Taken individually, the West’s actions since the collapse of the Soviet Union—from the inclusion of the Baltic and the Central European states in NATO to the recognition of Kosovo as an independent state—can be rationalized on strategic and moral grounds. But taken together these actions were bound to engender deep-seated feelings of national resentment among Russians, especially as, through the nineteen-nineties, they suffered an unprecedentedly rapid downward spiral. Even ordinary Russians find it mightily trying to be lectured on questions of sovereignty and moral diplomacy by the West, particularly the United States, which, even before Iraq, had a long history of foreign intervention, overt and covert—politics by other means.
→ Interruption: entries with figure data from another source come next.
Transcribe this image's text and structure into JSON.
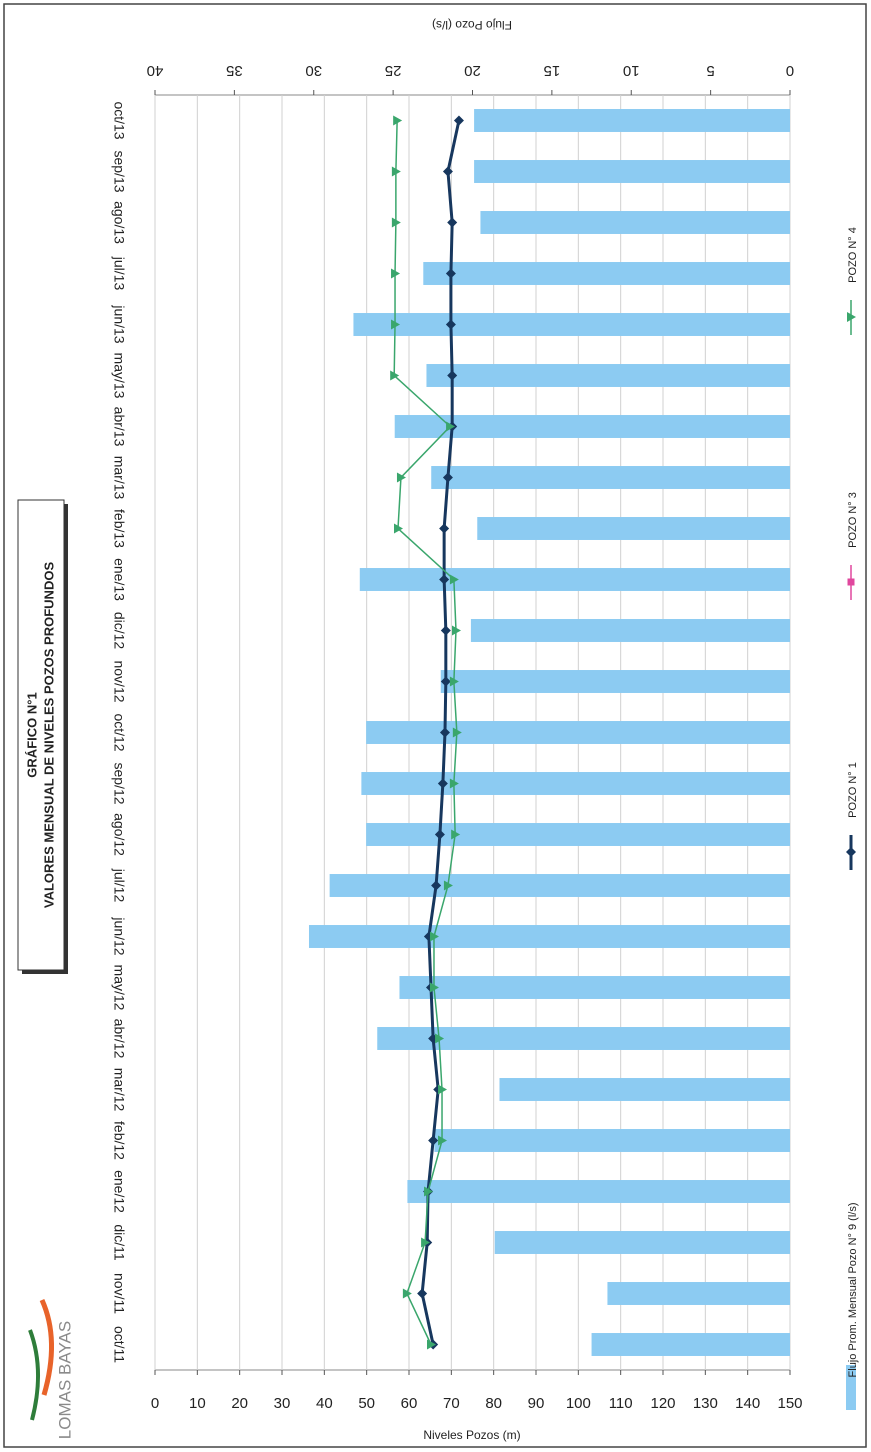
{
  "chart_data": {
    "type": "combo",
    "title": "GRÁFICO N°1",
    "subtitle": "VALORES MENSUAL DE NIVELES POZOS PROFUNDOS",
    "logo_text": "LOMAS BAYAS",
    "y_label": "Niveles Pozos (m)",
    "y2_label": "Flujo Pozo (l/s)",
    "categories": [
      "oct/11",
      "nov/11",
      "dic/11",
      "ene/12",
      "feb/12",
      "mar/12",
      "abr/12",
      "may/12",
      "jun/12",
      "jul/12",
      "ago/12",
      "sep/12",
      "oct/12",
      "nov/12",
      "dic/12",
      "ene/13",
      "feb/13",
      "mar/13",
      "abr/13",
      "may/13",
      "jun/13",
      "jul/13",
      "ago/13",
      "sep/13",
      "oct/13"
    ],
    "ylim": [
      0,
      150
    ],
    "yticks": [
      0,
      10,
      20,
      30,
      40,
      50,
      60,
      70,
      80,
      90,
      100,
      110,
      120,
      130,
      140,
      150
    ],
    "y2lim": [
      0,
      40
    ],
    "y2ticks": [
      0,
      5,
      10,
      15,
      20,
      25,
      30,
      35,
      40
    ],
    "grid": true,
    "series": [
      {
        "name": "Flujo Prom. Mensual Pozo N° 9 (l/s)",
        "kind": "bar",
        "axis": "y2",
        "color": "#8ccbf2",
        "values": [
          12.5,
          11.5,
          18.6,
          24.1,
          22.4,
          18.3,
          26.0,
          24.6,
          30.3,
          29.0,
          26.7,
          27.0,
          26.7,
          22.0,
          20.1,
          27.1,
          19.7,
          22.6,
          24.9,
          22.9,
          27.5,
          23.1,
          19.5,
          19.9,
          19.9
        ]
      },
      {
        "name": "POZO N° 1",
        "kind": "line",
        "marker": "diamond",
        "color": "#17375e",
        "values": [
          65.7,
          63.1,
          64.3,
          64.5,
          65.7,
          66.9,
          65.7,
          65.2,
          64.7,
          66.4,
          67.3,
          68.0,
          68.5,
          68.7,
          68.7,
          68.3,
          68.3,
          69.2,
          70.2,
          70.2,
          69.9,
          69.9,
          70.2,
          69.2,
          71.8
        ]
      },
      {
        "name": "POZO N° 3",
        "kind": "line",
        "marker": "square",
        "color": "#e0479e",
        "values": [
          null,
          null,
          null,
          null,
          null,
          null,
          null,
          null,
          null,
          null,
          null,
          null,
          null,
          null,
          null,
          null,
          null,
          null,
          null,
          null,
          null,
          null,
          null,
          null,
          null
        ]
      },
      {
        "name": "POZO N° 4",
        "kind": "line",
        "marker": "triangle",
        "color": "#3aa66c",
        "values": [
          65.2,
          59.5,
          63.8,
          64.5,
          67.8,
          67.8,
          67.1,
          65.9,
          65.9,
          69.2,
          70.9,
          70.6,
          71.3,
          70.6,
          71.1,
          70.6,
          57.4,
          58.1,
          69.7,
          56.5,
          56.7,
          56.7,
          56.9,
          56.9,
          57.2
        ]
      }
    ]
  }
}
After the exposure of the Bush Administration’s behavior prior to the invasion of Iraq and its unapologetic use of torture, why would any leader, much less Putin, respond to moral suasion from Washington? That is America’s tragedy, and the world’s. Video: Why you should care
There is little doubt that the Georgian President, Mikheil Saakashvili, provided Putin with his long-awaited casus belli when he ordered the shelling of South Ossetia, on August 7th. But Putin’s war, of course, is not about the splendors of South Ossetia, a duchy run by the Russian secret service and criminal gangs. It is a war of demonstration. Putin is demonstrating that he is willing to use force; that he is unwilling to let Georgia and Ukraine enter NATO without exacting a severe price; and that he views the United States as hypocritical, overextended, distracted, and reluctant to make good on its protective assurances to the likes of Georgia.
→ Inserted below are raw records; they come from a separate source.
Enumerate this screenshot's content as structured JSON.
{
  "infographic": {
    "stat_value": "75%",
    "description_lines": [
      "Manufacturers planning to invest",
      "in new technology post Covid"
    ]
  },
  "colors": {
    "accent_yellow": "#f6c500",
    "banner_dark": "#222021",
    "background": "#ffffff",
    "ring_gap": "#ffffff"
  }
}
Inevitably, a number of neoconservative commentators, along with John McCain, have rushed in to analyze this conflict using familiar analogies: the Nazi threat in the late nineteen-thirties; the Soviet invasions of Budapest in 1956 and Prague in 1968. But while Putin’s actions this past week have inspired genuine alarm in Kiev and beyond, such analogies can lead to heedless policy. As the English theologian Bishop Joseph Butler wrote, “Every thing is what it is, and not another thing.” Cartoonish rhetoric only contributes to the dangerous return of what some conservatives seem to crave—the other, the enemy, the us versus them of the Cold War.
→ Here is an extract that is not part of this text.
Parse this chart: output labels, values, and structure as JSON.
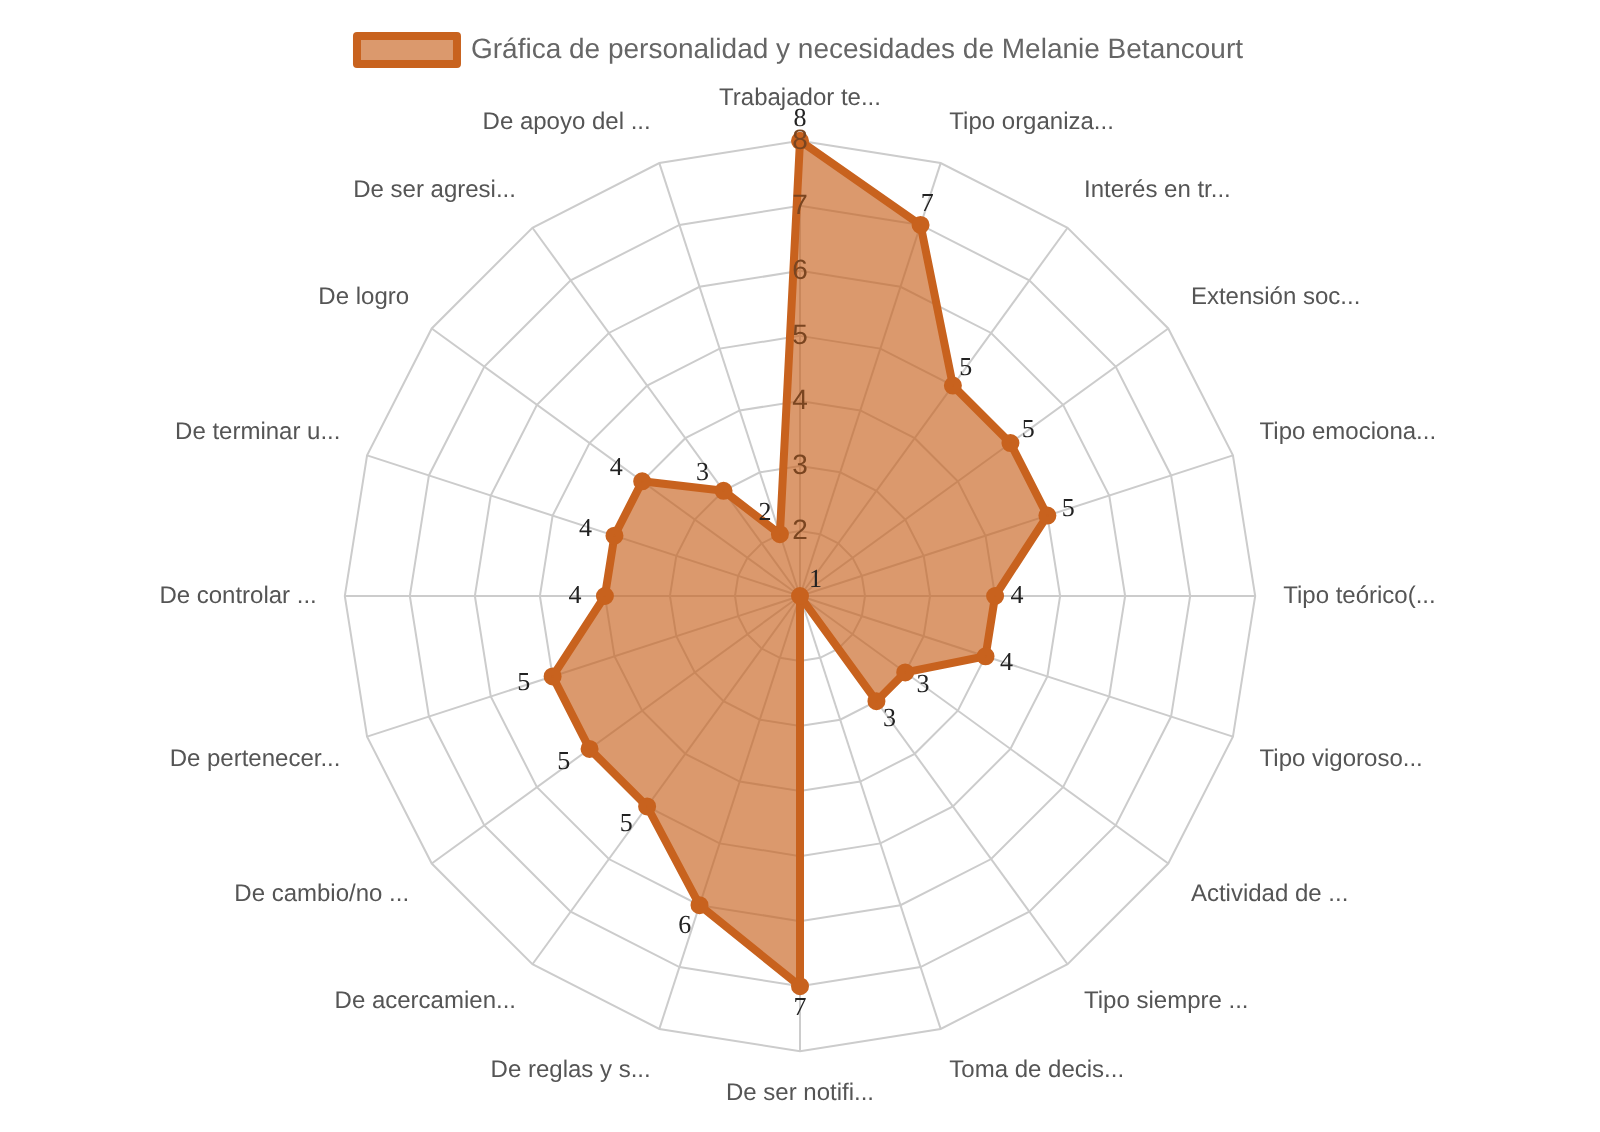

Only one with a heart of stone could fail to be moved by the spectacle of the leaders of Ukraine, Poland, and the Baltic states standing by Saakashvili last week at a rally in Tbilisi. But Putin is not Hitler or Stalin; he is not even Leonid Brezhnev. He is what he is, and that is bad enough. In the 2008 election, he made a joke of democratic procedure and, in effect, engineered for himself an anti-constitutional third term. The press, the parliament, the judiciary, the business élite are all in his pocket—and there is no opposition. But Putin also knows that Russia cannot bear the cost of reconstituting empire or the gulag. It depends on the West as a market. One lesson of the Soviet experience is that isolation ends in poverty. Putin’s is a new and subtler game: he is the autocrat who calls on the widow of Aleksandr Solzhenitsyn. To deal with him will require statecraft of a kind that has proved well beyond the capacities of our current practitioners.